Paratransit Is Going To Be Expensive

“I don’t know how universal this trend is, but suburbs are not well-equipped to provide transit services for those who can’t drive.

. . .  half a century later, suburban communities designed around the autombile are facing difficult questions.

What happens when many residents can no longer get behind the wheel?

Who will bear the costs of getting them to groceries, to doctors and to a host of other places?

“As they age, they need more services, and those suburbs are not designed for more services,” said McIlwain, of the Urban Land Institute.

8 responses to “Tomorrow – it’s only a day away

  1. Services? We don’t need no steenking services! (Sorry, Bogie…)

    Cape Cod has had this problem forever because it’s crawling with old people. Its answer is a half-assed bus system and private taxis operating on a road system that is constantly at rush-hour levels in part because public transit, such as it is, doesn’t come near to answering the need for mass transit.


    • My sister and her husband just moved to San Franciso from suburban Florida for just this reason. They can walk, take convenient buses, trains, taxis everywhere. And stuff is nearby. They can walk to the grocery store.

      Moving back into a city is great for those who can afford it. Unfortunately that’s only a few of the older population. This problem is going to get visible fast.


  2. I read just this week that some transit services for the elderly or disabled will be sharply curtailed here.

    The schools are considering cutting school crossing guards from the budget.

    Every man/woman/child for him/herself.

    At least we’re saving those Bush tax cuts.


  3. Yeah, the tax cuts are key to freedom.


  4. Here in southern Ohio there are alot of elderly people that are dependent on friends and family for transportation. Many neighbors pick up groceries for their elderly neighbors who make out their lists. Of course, in Cinci there is public transportation. But in the surrounding farm towns – and I am 50 miles from Dayton to the north and Cinci to the west and Columbus to the east – if you don’t have a car you cannot live. Period.


    • Hey Sam – hi!

      Here in FL it’s the same; neighbors do help neighbors etc, but there are limits and there really aren’t enough kind people to go around for all the lederly we have.

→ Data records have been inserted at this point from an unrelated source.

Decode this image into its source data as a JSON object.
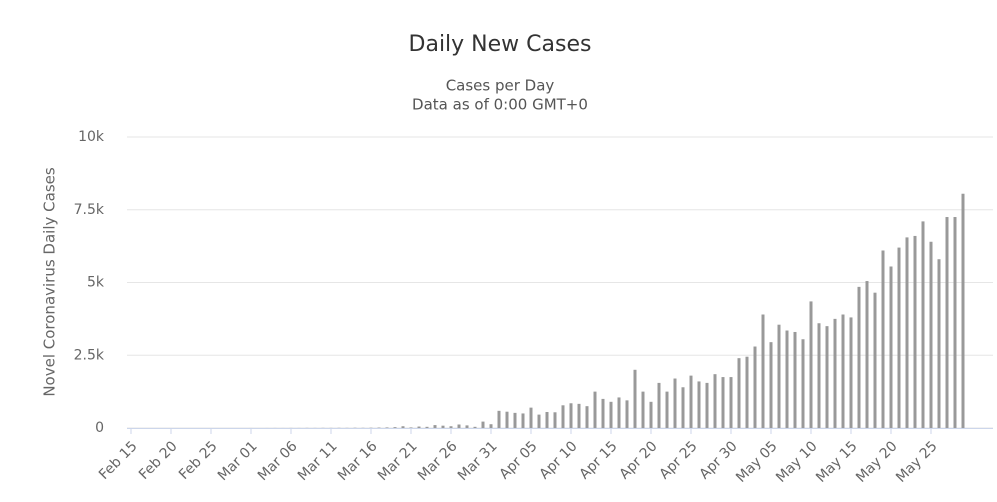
{
  "chart_data": {
    "type": "bar",
    "title": "Daily New Cases",
    "subtitle": [
      "Cases per Day",
      "Data as of 0:00 GMT+0"
    ],
    "y_label": "Novel Coronavirus Daily Cases",
    "color": "#999999",
    "grid": true,
    "ylim": [
      0,
      10000
    ],
    "yticks": [
      0,
      {
        "value": 2500,
        "label": "2.5k"
      },
      {
        "value": 5000,
        "label": "5k"
      },
      {
        "value": 7500,
        "label": "7.5k"
      },
      {
        "value": 10000,
        "label": "10k"
      }
    ],
    "categories": [
      "Feb 15",
      null,
      null,
      null,
      null,
      "Feb 20",
      null,
      null,
      null,
      null,
      "Feb 25",
      null,
      null,
      null,
      null,
      "Mar 01",
      null,
      null,
      null,
      null,
      "Mar 06",
      null,
      null,
      null,
      null,
      "Mar 11",
      null,
      null,
      null,
      null,
      "Mar 16",
      null,
      null,
      null,
      null,
      "Mar 21",
      null,
      null,
      null,
      null,
      "Mar 26",
      null,
      null,
      null,
      null,
      "Mar 31",
      null,
      null,
      null,
      null,
      "Apr 05",
      null,
      null,
      null,
      null,
      "Apr 10",
      null,
      null,
      null,
      null,
      "Apr 15",
      null,
      null,
      null,
      null,
      "Apr 20",
      null,
      null,
      null,
      null,
      "Apr 25",
      null,
      null,
      null,
      null,
      "Apr 30",
      null,
      null,
      null,
      null,
      "May 05",
      null,
      null,
      null,
      null,
      "May 10",
      null,
      null,
      null,
      null,
      "May 15",
      null,
      null,
      null,
      null,
      "May 20",
      null,
      null,
      null,
      null,
      "May 25",
      null,
      null,
      null,
      null
    ],
    "values": [
      0,
      0,
      0,
      0,
      0,
      0,
      0,
      0,
      0,
      0,
      0,
      0,
      0,
      0,
      0,
      1,
      0,
      1,
      2,
      1,
      3,
      2,
      4,
      3,
      5,
      4,
      6,
      5,
      8,
      6,
      10,
      15,
      20,
      30,
      60,
      20,
      50,
      40,
      100,
      80,
      60,
      120,
      90,
      40,
      220,
      130,
      590,
      560,
      520,
      500,
      700,
      460,
      550,
      540,
      780,
      850,
      830,
      750,
      1250,
      1000,
      900,
      1050,
      950,
      2000,
      1250,
      900,
      1550,
      1250,
      1700,
      1400,
      1800,
      1600,
      1550,
      1850,
      1750,
      1750,
      2400,
      2450,
      2800,
      3900,
      2950,
      3550,
      3350,
      3300,
      3050,
      4350,
      3600,
      3500,
      3750,
      3900,
      3800,
      4850,
      5050,
      4650,
      6100,
      5550,
      6200,
      6550,
      6600,
      7100,
      6400,
      5800,
      7250,
      7250,
      8050
    ]
  }
}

  5. As the population ages, towns should consider the transportation needs of the elderly. Whether or not they actually will remains to be seen.

    I live in a region where mass transit is mediocre (where it exists at all), and the layout of many towns was done with cars in mind, not pedestrians or mass transit.


    • That’s the problem all over the country Ahab – region after region adopted the ‘sprawl’ model, because everyone wanted their own house on their own land and everyone had cars.

      Here, where we have a huge elderly population, the rather pathetic bus system has no real bus stops. No shelter, not even concrete slabs, no bench. I see elderly people standing in the dirt on the side of a six land highway in the sun waiting for a bus. It shames me.